Резидент слышал, конечно, но давно забыл и теперь сразу не понял… А когда понял, то подумал невольно:
«Пустой человек – считается гениальным. Говорит о деле политического интереса, и вдруг на глупости мысли перескачут…»
Резидент ошибался, глупости укладывались в этой русской голове рядом с великими помыслами, ширь которых изумляла царицу.
Наконец, однажды, в приемный день, один посетитель рассеял вполне его хандру и вывел почти совсем из угнетенного состояния духа. Это был грек Ламбро-Качиони,{50} снова явившийся к князю с хорошими вестями.
Четыре из его крейсеров с волонтерами из критян и фессалийцев совершили ряд подвигов в Архипелаге.
Потемкин оживился, достал огромную карту и стал искать места, которые называл Ламбро-Качиони…
Разговор быстро перешел в жгучий для князя вопрос.
– Что нового? – спросил грек.
И князь понял, что дело идет о согласии царицы на продолжение войны с Турцией.

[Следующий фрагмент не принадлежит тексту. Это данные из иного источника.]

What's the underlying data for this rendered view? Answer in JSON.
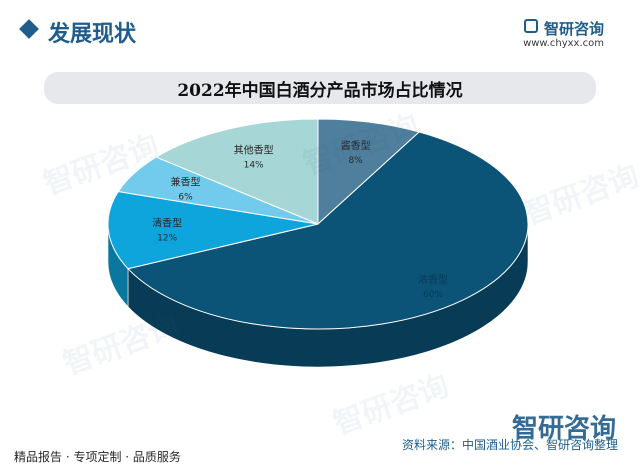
{
  "header": {
    "section_title": "发展现状",
    "brand": "智研咨询",
    "site": "www.chyxx.com"
  },
  "chart_data": {
    "type": "pie",
    "title": "2022年中国白酒分产品市场占比情况",
    "slices": [
      {
        "label": "酱香型",
        "pct_label": "8%",
        "value": 8,
        "color": "#4f7f9c"
      },
      {
        "label": "浓香型",
        "pct_label": "60%",
        "value": 60,
        "color": "#0b5377"
      },
      {
        "label": "清香型",
        "pct_label": "12%",
        "value": 12,
        "color": "#0ea5dd"
      },
      {
        "label": "兼香型",
        "pct_label": "6%",
        "value": 6,
        "color": "#72cbed"
      },
      {
        "label": "其他香型",
        "pct_label": "14%",
        "value": 14,
        "color": "#a7d6d6"
      }
    ]
  },
  "footer": {
    "tags": "精品报告 · 专项定制 · 品质服务",
    "source": "资料来源：中国酒业协会、智研咨询整理",
    "brand": "智研咨询"
  },
  "watermark": "智研咨询"
}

– Ничего… Я бьюсь… Надеюсь. Врагов у нас много. Куда ни обернись – всюду друзья султана Селима! – усмехнулся князь. – Из трущоб даже приходят жалобы россиян, жаждущих замирения; дворянские собрания присылают депутатов просить правительство заключить с Портой мир. Что им – будет ли сокрушен полумесяц православным крестом или нет? Им за свои имения в новом ломбарде побольше получить… да поменьше платить… А какой-то идол пустил слух, что правительство – от расстроенных войной финансов – велит повысить процент ломбарда.

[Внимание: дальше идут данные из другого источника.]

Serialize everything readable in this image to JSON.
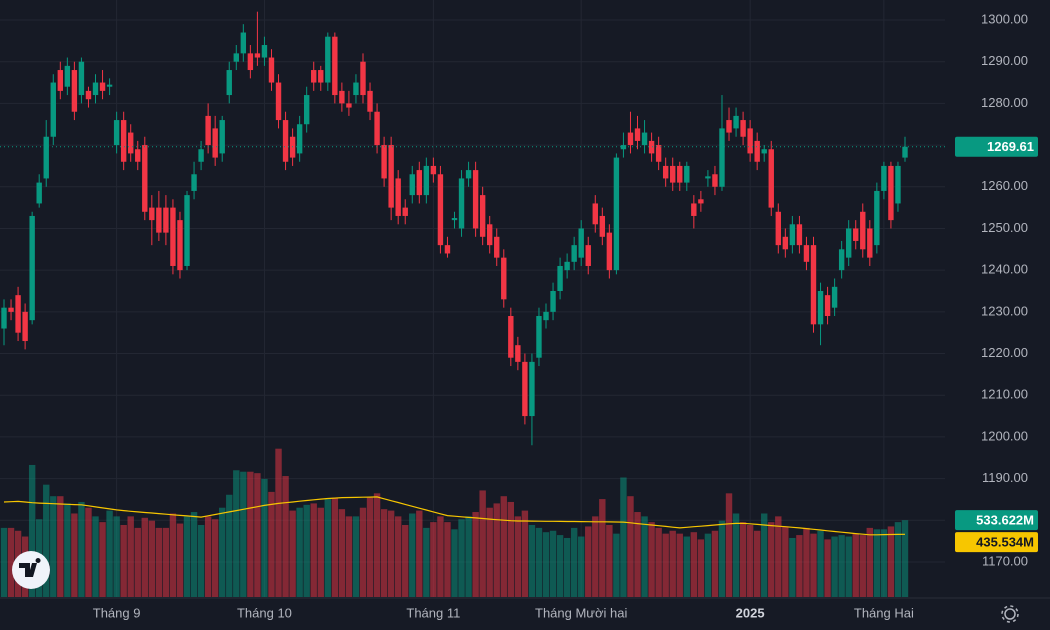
{
  "chart_data": {
    "type": "candlestick",
    "categories": [
      null,
      null,
      null,
      null,
      null,
      null,
      null,
      null,
      null,
      null,
      null,
      null,
      null,
      null,
      null,
      null,
      "Tháng 9",
      null,
      null,
      null,
      null,
      null,
      null,
      null,
      null,
      null,
      null,
      null,
      null,
      null,
      null,
      null,
      null,
      null,
      null,
      null,
      null,
      "Tháng 10",
      null,
      null,
      null,
      null,
      null,
      null,
      null,
      null,
      null,
      null,
      null,
      null,
      null,
      null,
      null,
      null,
      null,
      null,
      null,
      null,
      null,
      null,
      null,
      "Tháng 11",
      null,
      null,
      null,
      null,
      null,
      null,
      null,
      null,
      null,
      null,
      null,
      null,
      null,
      null,
      null,
      null,
      null,
      null,
      null,
      null,
      "Tháng Mười hai",
      null,
      null,
      null,
      null,
      null,
      null,
      null,
      null,
      null,
      null,
      null,
      null,
      null,
      null,
      null,
      null,
      null,
      null,
      null,
      null,
      null,
      null,
      null,
      "2025",
      null,
      null,
      null,
      null,
      null,
      null,
      null,
      null,
      null,
      null,
      null,
      null,
      null,
      null,
      null,
      null,
      null,
      null,
      "Tháng Hai",
      null,
      null,
      null
    ],
    "open": [
      1226,
      1231,
      1234,
      1230,
      1228,
      1256,
      1262,
      1272,
      1288,
      1284,
      1288,
      1282,
      1283,
      1282,
      1285,
      1284,
      1270,
      1276,
      1273,
      1269,
      1270,
      1255,
      1255,
      1255,
      1255,
      1252,
      1241,
      1259,
      1266,
      1277,
      1274,
      1268,
      1282,
      1290,
      1292,
      1292,
      1292,
      1291,
      1291,
      1285,
      1276,
      1272,
      1268,
      1275,
      1288,
      1288,
      1285,
      1296,
      1283,
      1280,
      1282,
      1290,
      1283,
      1278,
      1270,
      1270,
      1262,
      1255,
      1258,
      1264,
      1258,
      1265,
      1263,
      1246,
      1252,
      1250,
      1262,
      1264,
      1258,
      1251,
      1248,
      1243,
      1229,
      1222,
      1218,
      1205,
      1219,
      1228,
      1230,
      1235,
      1240,
      1242,
      1243,
      1246,
      1256,
      1253,
      1249,
      1240,
      1269,
      1273,
      1274,
      1270,
      1271,
      1270,
      1265,
      1265,
      1265,
      1261,
      1256,
      1257,
      1262,
      1263,
      1260,
      1276,
      1274,
      1276,
      1274,
      1271,
      1268,
      1269,
      1254,
      1248,
      1246,
      1251,
      1246,
      1246,
      1227,
      1234,
      1231,
      1240,
      1243,
      1250,
      1254,
      1250,
      1246,
      1259,
      1265,
      1256,
      1267
    ],
    "high": [
      1233,
      1233,
      1236,
      1232,
      1254,
      1263,
      1276,
      1287,
      1290,
      1291,
      1290,
      1291,
      1284,
      1287,
      1288,
      1286,
      1278,
      1278,
      1275,
      1271,
      1272,
      1258,
      1259,
      1258,
      1257,
      1254,
      1259,
      1266,
      1271,
      1280,
      1277,
      1277,
      1290,
      1294,
      1299,
      1294,
      1302,
      1296,
      1293,
      1287,
      1278,
      1274,
      1277,
      1284,
      1290,
      1289,
      1297,
      1297,
      1285,
      1283,
      1287,
      1292,
      1285,
      1280,
      1272,
      1272,
      1264,
      1257,
      1265,
      1266,
      1267,
      1267,
      1265,
      1248,
      1254,
      1264,
      1266,
      1266,
      1260,
      1253,
      1250,
      1245,
      1231,
      1224,
      1220,
      1220,
      1231,
      1232,
      1237,
      1243,
      1244,
      1248,
      1252,
      1248,
      1258,
      1255,
      1251,
      1268,
      1273,
      1278,
      1277,
      1276,
      1273,
      1272,
      1267,
      1267,
      1266,
      1266,
      1258,
      1259,
      1264,
      1265,
      1282,
      1279,
      1279,
      1278,
      1276,
      1273,
      1270,
      1271,
      1256,
      1250,
      1253,
      1253,
      1248,
      1248,
      1237,
      1236,
      1238,
      1247,
      1252,
      1252,
      1256,
      1252,
      1261,
      1266,
      1266,
      1266,
      1272
    ],
    "low": [
      1222,
      1228,
      1223,
      1221,
      1227,
      1255,
      1260,
      1270,
      1281,
      1282,
      1276,
      1280,
      1279,
      1280,
      1281,
      1282,
      1268,
      1264,
      1266,
      1264,
      1252,
      1246,
      1247,
      1246,
      1239,
      1238,
      1240,
      1257,
      1264,
      1268,
      1265,
      1266,
      1280,
      1288,
      1290,
      1286,
      1289,
      1289,
      1283,
      1274,
      1264,
      1265,
      1266,
      1273,
      1283,
      1283,
      1283,
      1280,
      1278,
      1277,
      1280,
      1280,
      1276,
      1268,
      1260,
      1252,
      1251,
      1251,
      1256,
      1256,
      1256,
      1261,
      1244,
      1243,
      1250,
      1248,
      1260,
      1248,
      1246,
      1244,
      1241,
      1231,
      1217,
      1216,
      1203,
      1198,
      1217,
      1226,
      1228,
      1233,
      1238,
      1240,
      1241,
      1239,
      1249,
      1246,
      1238,
      1239,
      1267,
      1268,
      1269,
      1268,
      1266,
      1264,
      1260,
      1259,
      1259,
      1259,
      1250,
      1254,
      1260,
      1258,
      1259,
      1271,
      1272,
      1270,
      1266,
      1264,
      1266,
      1253,
      1244,
      1243,
      1244,
      1244,
      1240,
      1225,
      1222,
      1227,
      1229,
      1238,
      1241,
      1245,
      1243,
      1241,
      1244,
      1257,
      1250,
      1254,
      1266
    ],
    "close": [
      1231,
      1230,
      1225,
      1223,
      1253,
      1261,
      1272,
      1285,
      1283,
      1289,
      1278,
      1290,
      1281,
      1285,
      1283,
      1284.5,
      1276,
      1266,
      1268,
      1266,
      1254,
      1252,
      1249,
      1249,
      1241,
      1240,
      1258,
      1263,
      1269,
      1270,
      1267,
      1276,
      1288,
      1292,
      1297,
      1288,
      1291,
      1294,
      1285,
      1276,
      1266,
      1267,
      1275,
      1282,
      1285,
      1285,
      1296,
      1282,
      1280,
      1279,
      1285,
      1282,
      1278,
      1270,
      1262,
      1255,
      1253,
      1253,
      1263,
      1258,
      1265,
      1263,
      1246,
      1244,
      1252.5,
      1262,
      1264,
      1250,
      1248,
      1246,
      1243,
      1233,
      1219,
      1218,
      1205,
      1218,
      1229,
      1230,
      1235,
      1241,
      1242,
      1246,
      1250,
      1241,
      1251,
      1248,
      1240,
      1267,
      1270,
      1270,
      1271,
      1273,
      1268,
      1266,
      1262,
      1261,
      1261,
      1265,
      1253,
      1256,
      1262.5,
      1260,
      1274,
      1273,
      1277,
      1272,
      1268,
      1266,
      1269,
      1255,
      1246,
      1245,
      1251,
      1246,
      1242,
      1227,
      1235,
      1229,
      1236,
      1245,
      1250,
      1247,
      1245,
      1243,
      1259,
      1265,
      1252,
      1265,
      1269.61
    ],
    "up_color": "#089981",
    "down_color": "#f23645",
    "ylim": [
      1161.6,
      1304.8
    ],
    "yticks": [
      {
        "value": 1170,
        "label": "1170.00"
      },
      {
        "value": 1180,
        "label": "1180.00"
      },
      {
        "value": 1190,
        "label": "1190.00"
      },
      {
        "value": 1200,
        "label": "1200.00"
      },
      {
        "value": 1210,
        "label": "1210.00"
      },
      {
        "value": 1220,
        "label": "1220.00"
      },
      {
        "value": 1230,
        "label": "1230.00"
      },
      {
        "value": 1240,
        "label": "1240.00"
      },
      {
        "value": 1250,
        "label": "1250.00"
      },
      {
        "value": 1260,
        "label": "1260.00"
      },
      {
        "value": 1270,
        "label": "1270.00"
      },
      {
        "value": 1280,
        "label": "1280.00"
      },
      {
        "value": 1290,
        "label": "1290.00"
      },
      {
        "value": 1300,
        "label": "1300.00"
      }
    ],
    "grid": true,
    "volume": {
      "label": "533.622M",
      "values": [
        480,
        480,
        460,
        420,
        917,
        540,
        780,
        700,
        700,
        650,
        580,
        660,
        620,
        560,
        520,
        600,
        560,
        500,
        560,
        480,
        550,
        530,
        480,
        480,
        580,
        510,
        560,
        590,
        500,
        560,
        540,
        620,
        710,
        880,
        870,
        870,
        860,
        820,
        730,
        1030,
        840,
        600,
        620,
        640,
        650,
        620,
        680,
        690,
        610,
        560,
        560,
        620,
        690,
        720,
        610,
        600,
        560,
        500,
        580,
        600,
        480,
        520,
        560,
        520,
        470,
        540,
        560,
        590,
        740,
        620,
        650,
        700,
        660,
        560,
        600,
        500,
        480,
        450,
        460,
        430,
        410,
        480,
        420,
        490,
        560,
        680,
        500,
        440,
        830,
        700,
        590,
        560,
        520,
        480,
        440,
        460,
        440,
        420,
        450,
        400,
        440,
        460,
        530,
        720,
        580,
        520,
        500,
        460,
        580,
        520,
        560,
        490,
        410,
        430,
        480,
        440,
        460,
        400,
        420,
        430,
        420,
        440,
        430,
        480,
        470,
        470,
        490,
        520,
        533.622
      ]
    },
    "volume_ma": {
      "label": "435.534M",
      "color": "#f7c600",
      "values": [
        660,
        662,
        664,
        660,
        655,
        652,
        650,
        648,
        646,
        644,
        642,
        640,
        633,
        626,
        619,
        612,
        605,
        600,
        595,
        591,
        587,
        583,
        579,
        575,
        571,
        567,
        563,
        559,
        555,
        564,
        573,
        582,
        591,
        600,
        609,
        618,
        627,
        636,
        643,
        650,
        655,
        660,
        665,
        670,
        675,
        680,
        684,
        687,
        690,
        691,
        692,
        693,
        694,
        695,
        682,
        669,
        656,
        643,
        630,
        617,
        604,
        591,
        578,
        565,
        561,
        557,
        553,
        549,
        545,
        541,
        537,
        533,
        530,
        528,
        527.5,
        527,
        526.5,
        526,
        525.5,
        525,
        524.5,
        524,
        523.5,
        523,
        522.5,
        522,
        521.5,
        521,
        520,
        515,
        510,
        505,
        500,
        495,
        490,
        485,
        480,
        484,
        488,
        492,
        496,
        500,
        504,
        508,
        511,
        512,
        508,
        504,
        500,
        496,
        492,
        488,
        484,
        480,
        475,
        470,
        465,
        460,
        455,
        450,
        445,
        440,
        436,
        432,
        432,
        433,
        434,
        435,
        435.534
      ]
    }
  }
}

– Я слышал вчера, ваша светлость, – заявил Ламбро, – что от Платона Александровича отправлен к Репнину на сих днях особый гонец с письмом… Его приближенный человек из родственников…
– Ну, что ж?
– Прежде он не посылал таковых. И письмо, сказали мне, пространное. И его все Зубов написал собственноручно, просидев за грамотой четыре вечера.
– Откуда ты это знаешь?
– От его камердинера. Мне эта весть двадцать червонцев обошлась.
Потемкин посмотрел на лицо грека, помолчал и наконец вздохнул и подумал:
«Да… Не то стало…»
Отпустив грека, князь снова долго сидел задумчивый, почти грустный.

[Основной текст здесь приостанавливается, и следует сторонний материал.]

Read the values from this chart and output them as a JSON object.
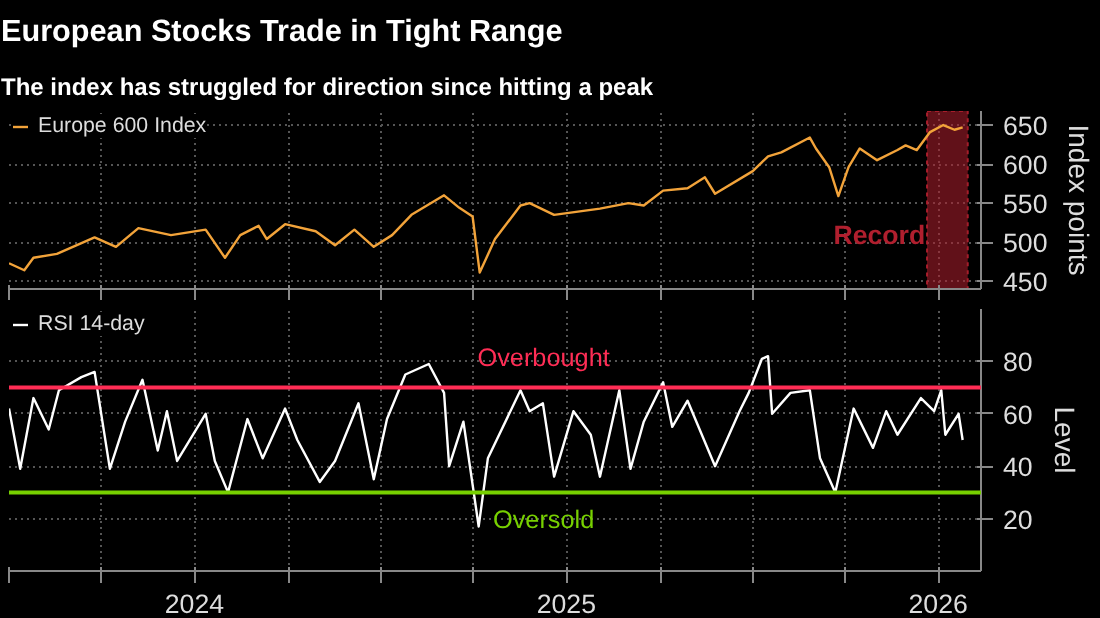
{
  "chart_data": [
    {
      "type": "line",
      "title": "European Stocks Trade in Tight Range",
      "subtitle": "The index has struggled for direction since hitting a peak",
      "ylabel": "Index points",
      "x": [
        "2024-01-01",
        "2024-01-16",
        "2024-01-25",
        "2024-02-17",
        "2024-03-25",
        "2024-04-15",
        "2024-05-07",
        "2024-06-08",
        "2024-07-12",
        "2024-07-31",
        "2024-08-15",
        "2024-09-02",
        "2024-09-10",
        "2024-09-28",
        "2024-10-28",
        "2024-11-16",
        "2024-12-05",
        "2024-12-24",
        "2025-01-11",
        "2025-01-30",
        "2025-03-03",
        "2025-03-18",
        "2025-03-31",
        "2025-04-07",
        "2025-04-22",
        "2025-05-17",
        "2025-05-26",
        "2025-06-19",
        "2025-08-03",
        "2025-08-31",
        "2025-09-15",
        "2025-10-04",
        "2025-10-28",
        "2025-11-14",
        "2025-11-24",
        "2025-12-31",
        "2026-01-15",
        "2026-01-28",
        "2026-02-25",
        "2026-03-03",
        "2026-03-16",
        "2026-03-25",
        "2026-04-04",
        "2026-04-15",
        "2026-05-02",
        "2026-05-22",
        "2026-05-30",
        "2026-06-10",
        "2026-06-23",
        "2026-07-06",
        "2026-07-17",
        "2026-07-25"
      ],
      "series": [
        {
          "name": "Europe 600 Index",
          "color": "#f2a33a",
          "values": [
            473,
            464,
            480,
            485,
            506,
            494,
            518,
            509,
            516,
            480,
            509,
            521,
            504,
            523,
            514,
            496,
            516,
            494,
            509,
            535,
            560,
            544,
            533,
            461,
            504,
            547,
            550,
            535,
            543,
            550,
            547,
            566,
            569,
            583,
            562,
            591,
            610,
            615,
            634,
            620,
            596,
            559,
            596,
            620,
            605,
            618,
            624,
            618,
            641,
            650,
            644,
            647
          ]
        }
      ],
      "xlim": [
        "2024-01-01",
        "2026-08-12"
      ],
      "xticks": [
        {
          "value": "2024-01-01",
          "label": null
        },
        {
          "value": "2024-04-01",
          "label": null
        },
        {
          "value": "2024-07-01",
          "label": null
        },
        {
          "value": "2024-10-01",
          "label": null
        },
        {
          "value": "2025-01-01",
          "label": null
        },
        {
          "value": "2025-04-01",
          "label": null
        },
        {
          "value": "2025-07-01",
          "label": null
        },
        {
          "value": "2025-10-01",
          "label": null
        },
        {
          "value": "2026-01-01",
          "label": null
        },
        {
          "value": "2026-04-01",
          "label": null
        },
        {
          "value": "2026-07-01",
          "label": null
        }
      ],
      "ylim": [
        440,
        668
      ],
      "yticks": [
        450,
        500,
        550,
        600,
        650
      ],
      "bands": [
        {
          "axis": "x",
          "from": "2026-06-20",
          "to": "2026-07-30",
          "label": "Record",
          "color": "#b01f2e"
        }
      ],
      "grid": true,
      "legend": "top left",
      "tick_labels": "y",
      "line_style": "solid",
      "marker": "none"
    },
    {
      "type": "line",
      "ylabel": "Level",
      "x": [
        "2024-01-01",
        "2024-01-12",
        "2024-01-25",
        "2024-02-09",
        "2024-02-19",
        "2024-03-12",
        "2024-03-25",
        "2024-04-09",
        "2024-04-24",
        "2024-05-11",
        "2024-05-26",
        "2024-06-04",
        "2024-06-14",
        "2024-07-12",
        "2024-07-21",
        "2024-08-03",
        "2024-08-22",
        "2024-09-06",
        "2024-09-28",
        "2024-10-10",
        "2024-11-01",
        "2024-11-16",
        "2024-12-09",
        "2024-12-24",
        "2025-01-06",
        "2025-01-24",
        "2025-02-16",
        "2025-03-03",
        "2025-03-08",
        "2025-03-22",
        "2025-04-06",
        "2025-04-15",
        "2025-05-17",
        "2025-05-26",
        "2025-06-08",
        "2025-06-19",
        "2025-07-08",
        "2025-07-25",
        "2025-08-03",
        "2025-08-22",
        "2025-09-02",
        "2025-09-15",
        "2025-10-04",
        "2025-10-13",
        "2025-10-28",
        "2025-11-24",
        "2025-12-18",
        "2025-12-27",
        "2026-01-09",
        "2026-01-15",
        "2026-01-19",
        "2026-02-06",
        "2026-02-25",
        "2026-03-07",
        "2026-03-22",
        "2026-04-09",
        "2026-04-28",
        "2026-05-11",
        "2026-05-22",
        "2026-06-14",
        "2026-06-27",
        "2026-07-04",
        "2026-07-08",
        "2026-07-21",
        "2026-07-25"
      ],
      "series": [
        {
          "name": "RSI 14-day",
          "color": "#ffffff",
          "values": [
            62,
            39,
            66,
            54,
            69,
            74,
            76,
            39,
            57,
            73,
            46,
            61,
            42,
            60,
            42,
            30,
            58,
            43,
            62,
            50,
            34,
            42,
            64,
            35,
            58,
            75,
            79,
            68,
            40,
            57,
            17,
            43,
            69,
            61,
            64,
            36,
            61,
            52,
            36,
            69,
            39,
            57,
            72,
            55,
            65,
            40,
            61,
            68,
            81,
            82,
            60,
            68,
            69,
            43,
            30,
            62,
            47,
            61,
            52,
            66,
            61,
            69,
            52,
            60,
            50
          ]
        }
      ],
      "xlim": [
        "2024-01-01",
        "2026-08-12"
      ],
      "xticks": [
        {
          "value": "2024-01-01",
          "label": null
        },
        {
          "value": "2024-04-01",
          "label": null
        },
        {
          "value": "2024-07-01",
          "label": "2024"
        },
        {
          "value": "2024-10-01",
          "label": null
        },
        {
          "value": "2025-01-01",
          "label": null
        },
        {
          "value": "2025-04-01",
          "label": null
        },
        {
          "value": "2025-07-01",
          "label": "2025"
        },
        {
          "value": "2025-10-01",
          "label": null
        },
        {
          "value": "2026-01-01",
          "label": null
        },
        {
          "value": "2026-04-01",
          "label": null
        },
        {
          "value": "2026-07-01",
          "label": "2026"
        }
      ],
      "ylim": [
        0,
        100
      ],
      "yticks": [
        20,
        40,
        60,
        80
      ],
      "ref_lines": [
        {
          "axis": "y",
          "value": 70,
          "label": "Overbought",
          "color": "#ff2d55"
        },
        {
          "axis": "y",
          "value": 30,
          "label": "Oversold",
          "color": "#77d000"
        }
      ],
      "grid": true,
      "legend": "top left",
      "line_style": "solid",
      "marker": "none"
    }
  ]
}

Наконец адъютант доложил князю, чтв просителей очень много.
– Шведский гонец просил доложить! – сказал офицер. – Говорит, что ему очень ждать нельзя. Некогда!
– А-а? – протянул князь иронически. – Хорошо… Так и знать будем.
Офицер прибавил, что в числе прочих просителей находится дворянин Саблуков.
Потемкин вспомнил, что выхлопотал в Сенате для дворянина справедливое решение его дела.
«А ведь это будущий тесть моего поганца Брускова, – подумал он. – Вот уж добром за зло плачу… Что ж? по-христиански…»
И он прибавил адъютанту:
– Благодарить явился? Скажи, что не стоит благодарности. Пущай с Богом едет к себе в вотчину и спокойно землю пашет да хлеб сеет. А швед пусть позлится еще…
Адъютант вышел и тотчас снова вернулся, докладывая, что г. Саблуков слезно молит князя допустить его к себе… ради важнейшего челобития…
– Опять челобитие? Что ж у него другая тяжба, что ли? Зови!
Дворянин Саблуков вошел в кабинет и стал у дверей.
– Ну, поздравляю… Победили ябедников… Что же тебе еще от меня?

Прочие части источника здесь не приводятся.